Aim: To investigate the accuracy of AI diagnostic software (Shukun) in assessing ischemic penumbra/core infarction in acute ischemic stroke patients due to large vessel occlusion.
Methods: From November 2021 to March 2022, consecutive acute stroke patients with large vessel occlusion who underwent mechanical thrombectomy (MT) post-Shukun AI penumbra assessment were included. Computed tomography angiography (CTA) and perfusion exams were analyzed by AI, reviewed by senior neurointerventional experts. In the case of divergences among the three experts, discussions were held to reach a final conclusion. When the results of AI were inconsistent with the neurointerventional experts' diagnosis, the diagnosis by AI was considered inaccurate.
Results: A total of 22 patients were included in the study.
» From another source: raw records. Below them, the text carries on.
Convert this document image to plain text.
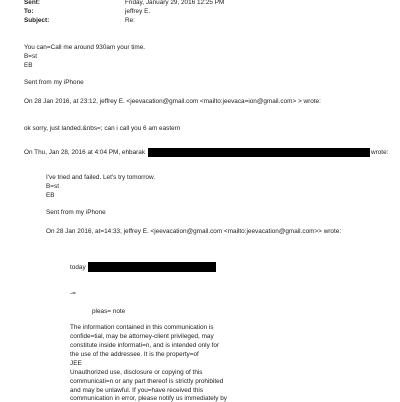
Sent:	Friday, January 29, 2016 12:25 PM
To:	jeffrey E.
Subject:	Re:
You can=Call me around 930am your time.
B=st
EB
Sent from my iPhone
On 28 Jan 2016, at 23:12, jeffrey E. <jeevacation@gmail.com <mailto:jeevaca=ion@gmail.com> > wrote:
ok sorry, just landed.&nbs=; can i call you 6 am eastern
On Thu, Jan 28, 2016 at 4:04 PM, ehbarak	wrote:
I've tried and failed. Let's try tomorrow.
B=st
EB
Sent from my iPhone
On 28 Jan 2016, at=14:33, jeffrey E. <jeevacation@gmail.com <mailto:jeevacation@gmail.com>> wrote:
today
-=
pleas= note
The information contained in this communication is
confide=tial, may be attorney-client privileged, may
constitute inside informati=n, and is intended only for
the use of the addressee. It is the property=of
JEE
Unauthorized use, disclosure or copying of this
communicati=n or any part thereof is strictly prohibited
and may be unlawful. If you=have received this
communication in error, please notify us immediately by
The vascular recanalization rate was 90.9%, and 63.6% of patients had modified Rankin scale scores of 0-2 at the 3-month follow-up. The computed tomography (CT) perfusion diagnosis by Shukun (AI) was confirmed to be invalid in 3 patients (inaccuracy rate: 13.6%).
Conclusion: AI (Shukun) has limits in assessing ischemic penumbra. Integrating clinical and imaging data (CT, CTA, and even magnetic resonance imaging) is crucial for MT decision-making.